A Conversation With Cherie Currie of The Runaways

An artist shares how she uses intuition to establish connection.

Posted Aug 11, 2020

“Dead end kids you’re not alone.” —From “Dead End Justice” by The Runaways

I was thrilled to talk with Cherie Currie of The Runaways for The Hardcore Humanism Podcast. At Hardcore Humanism, we believe that one of the best ways to help people not only survive mental and physical health issues, but also to thrive is through breaking conventional norms, finding our purpose in life, and working hard to achieve it.

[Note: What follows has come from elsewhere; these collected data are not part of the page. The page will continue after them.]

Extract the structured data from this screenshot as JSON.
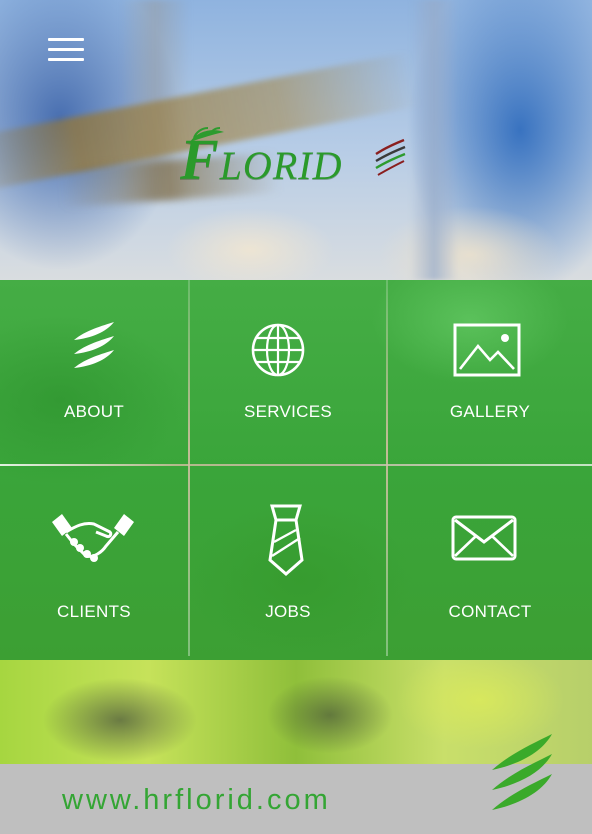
{
  "header": {
    "logo_text_first": "F",
    "logo_text_rest": "LORID"
  },
  "menu": [
    {
      "label": "ABOUT",
      "icon": "waves-icon"
    },
    {
      "label": "SERVICES",
      "icon": "globe-icon"
    },
    {
      "label": "GALLERY",
      "icon": "image-icon"
    },
    {
      "label": "CLIENTS",
      "icon": "handshake-icon"
    },
    {
      "label": "JOBS",
      "icon": "tie-icon"
    },
    {
      "label": "CONTACT",
      "icon": "envelope-icon"
    }
  ],
  "footer": {
    "website": "www.hrflorid.com"
  },
  "colors": {
    "brand_green": "#2a9a2a",
    "tile_green": "#3ea53e",
    "footer_gray": "#bfbfbf"
  }
}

This approach derives in part from humanistic psychologists such as Carl Rogers and his belief that human beings are fundamentally good and deserve unconditional positive regard, as well as Abraham Maslow’s work on self-actualization and human potential. It also pays respect to the theory, methodology, and empirical research supporting behavioral therapy, which has demonstrated the power of consistent and focused effort on human beings’ ability to change. In order to start and continue on our path to self-actualization, it is helpful to hear from outside-the-box thinkers, like Currie, who were able to challenge stereotypes, embrace who they are, and worked hard to pursue their dreams.

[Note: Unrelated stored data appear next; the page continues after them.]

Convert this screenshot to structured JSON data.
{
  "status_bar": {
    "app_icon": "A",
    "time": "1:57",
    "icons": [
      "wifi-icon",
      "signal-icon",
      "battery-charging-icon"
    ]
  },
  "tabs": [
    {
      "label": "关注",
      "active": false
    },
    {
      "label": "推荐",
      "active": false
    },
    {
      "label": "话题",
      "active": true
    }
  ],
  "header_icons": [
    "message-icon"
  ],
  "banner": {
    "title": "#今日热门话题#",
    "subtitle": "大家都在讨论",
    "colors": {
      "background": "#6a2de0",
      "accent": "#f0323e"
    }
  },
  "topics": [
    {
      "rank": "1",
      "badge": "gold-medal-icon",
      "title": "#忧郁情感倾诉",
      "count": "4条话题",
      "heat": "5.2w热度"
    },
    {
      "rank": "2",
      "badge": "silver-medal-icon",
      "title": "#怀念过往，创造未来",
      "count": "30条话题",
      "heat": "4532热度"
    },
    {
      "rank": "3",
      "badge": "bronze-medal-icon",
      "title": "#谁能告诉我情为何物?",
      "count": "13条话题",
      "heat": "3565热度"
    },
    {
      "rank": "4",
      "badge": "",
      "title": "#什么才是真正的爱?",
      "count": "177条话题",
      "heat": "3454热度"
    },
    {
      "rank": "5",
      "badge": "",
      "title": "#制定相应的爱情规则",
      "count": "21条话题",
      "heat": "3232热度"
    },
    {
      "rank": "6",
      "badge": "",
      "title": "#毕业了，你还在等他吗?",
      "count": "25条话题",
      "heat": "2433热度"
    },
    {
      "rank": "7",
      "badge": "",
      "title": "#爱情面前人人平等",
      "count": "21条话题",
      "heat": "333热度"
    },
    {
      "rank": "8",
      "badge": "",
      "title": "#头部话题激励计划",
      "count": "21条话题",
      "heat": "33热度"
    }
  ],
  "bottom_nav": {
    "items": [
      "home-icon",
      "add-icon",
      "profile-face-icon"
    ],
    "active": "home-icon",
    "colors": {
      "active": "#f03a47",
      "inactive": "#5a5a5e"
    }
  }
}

 Robert Sebree, used with permission
Source: Robert Sebree, used with permission

Currie was the lead vocalist of The Runaways—first and foremost a powerful, hard-rocking in-your-face band from the late 1970s that spawned classic songs such as “Cherry Bomb,” which VH-1 has called one of the greatest hard rock songs of all time. But The Runaways were something more. They were one of the first all-female teenage rock bands that included and launched the careers of fellow future rock icons Joan Jett and Lita Ford. Building on the strength of artists such as Tina Turner, Suzi Quatro, Grace Slick and Janis Joplin, The Runaways looked every sexist stereotype of young women in rock and threw it back in our face as they commanded the stage. And in doing so they helped kick open the doors for every artist who was told they couldn’t succeed, and provided a powerful example to every female artist who was told that women can’t rock.

Their legacy continues as shown in the 2010 movie The Runaways. And Currie continues to work as a musician, with the 2020 digital release of her album Blvds of Splendor on Joan Jett’s Blackheart Records label. The album features performances by Billy Corgan of Smashing Pumpkins, Duff McKagan, Slash and Matt Sorum of Guns N Roses, among others. And Currie has expressed her creativity in several art forms, including acting, drawing, and chainsaw woodcarving.

How did Currie do it? She shares with us her approach to her creativity and her life—her trust and faith in her “inner voice.” Scientists have long debated whether it is optimal for us to make decisions by conscious and deliberate thought process, or by using what might broadly be referred to as intuition, a more subconscious “gut” reaction. Currie feels that the inner voice is what connects us with ourselves and others. “We all have a connection,” Currie told me. “I'm a very strong believer on listening to that inner voice.” And she explained to us how that inner voice has helped drive her creativity, her connections to her family and friends, as well as her coping with frightening and difficult trauma in her life.

So enjoy listening to and getting inspired by Cherie Currie!